Cape Town — The use of genetics in sports to test the gender of athletes must be revisited in the wake of the controversial case of South African champion runner Caster Semenya, an expert said on Wednesday.
“In the Caster case, everything went wrong from the beginning,” University of Cape Town academic Ambroise Wonkam said at a conference of African societies of human genetics.
Semenya landed in the global spotlight after tests into her gender were made public by the International Association of Athletics Federations (IAAF) shortly before the athlete won gold in Berlin 2009, after also undergoing tests at home.
The gold medalist’s case had highlighted the shortcomings in the sex verification tests used in sports, with complex results that sometimes present genetic findings that differ from clinical exams.

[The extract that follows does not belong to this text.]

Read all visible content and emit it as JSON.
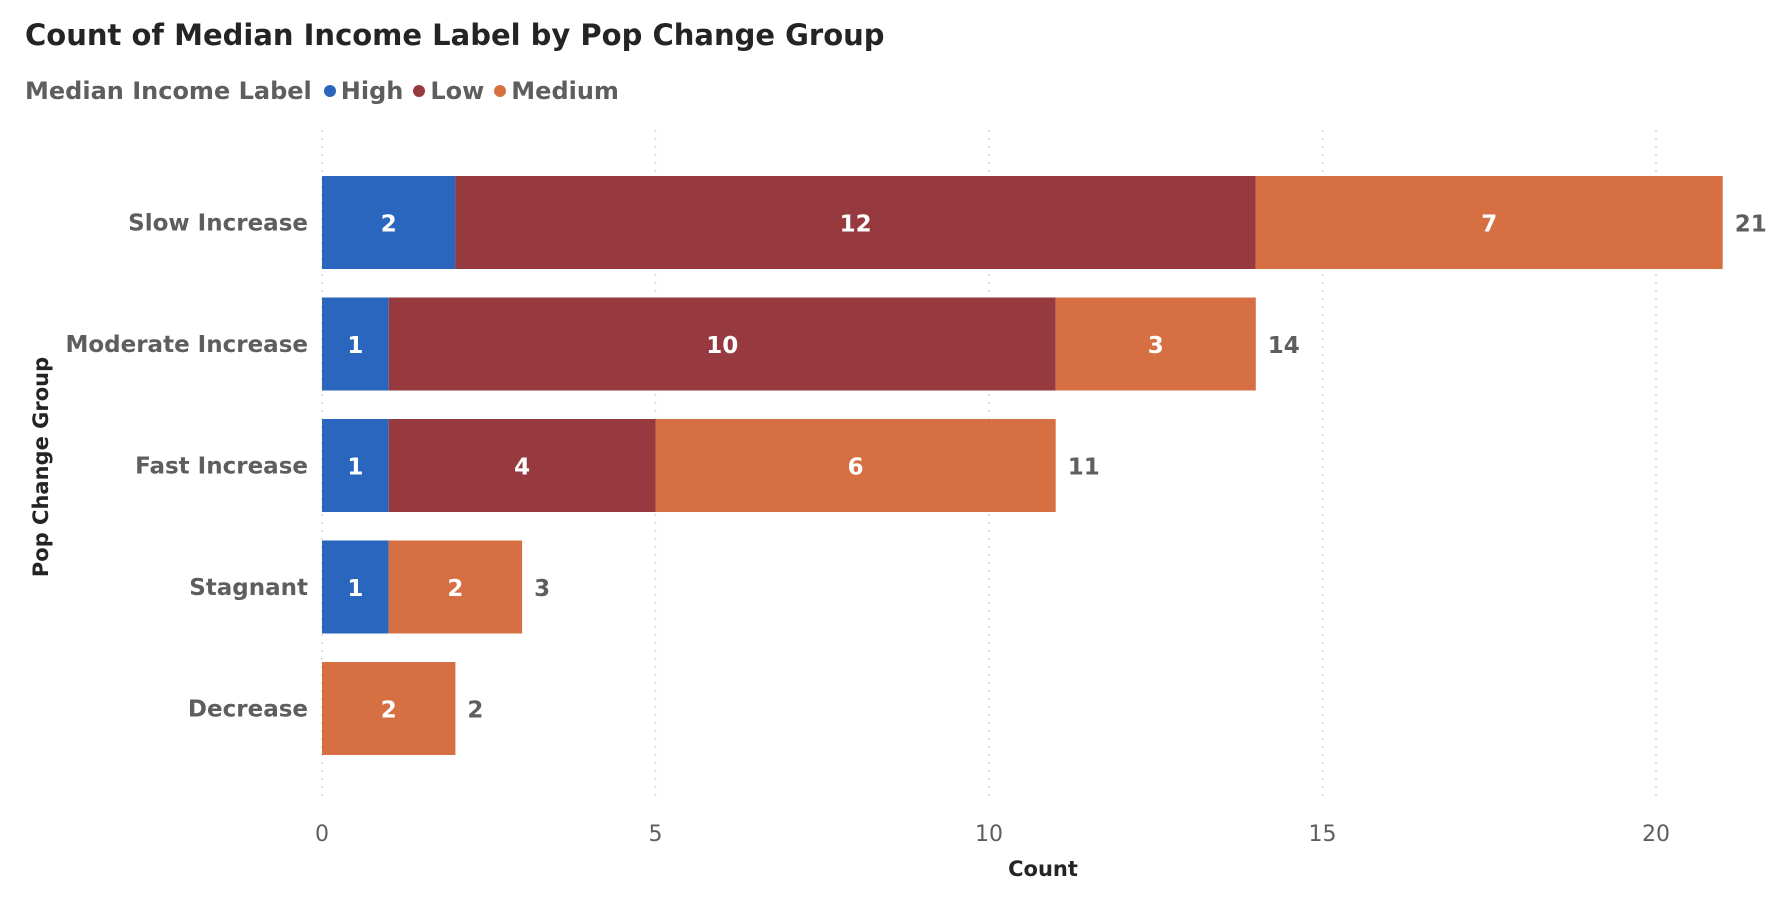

“The number of genetic abnormalities and their complexity… make this policy of gender testing, at least using genetics, inadequate and the revision is totally long overdue if not stopped,” Wonkam said.
The highly politicised issue caused public anger in South Africa after leaked test results said Semenya was a hermaphrodite. However she was cleared to compete as a woman by the IAAF in July last year after nearly a year of speculation.
“It’s not just a medical or scientific issue,” said Wonkam. “It’s also a legal, a social, a psychological and a functional issue that is not totally solved in some cases. Becaues of the variables, because we don’t know how to interpret them.”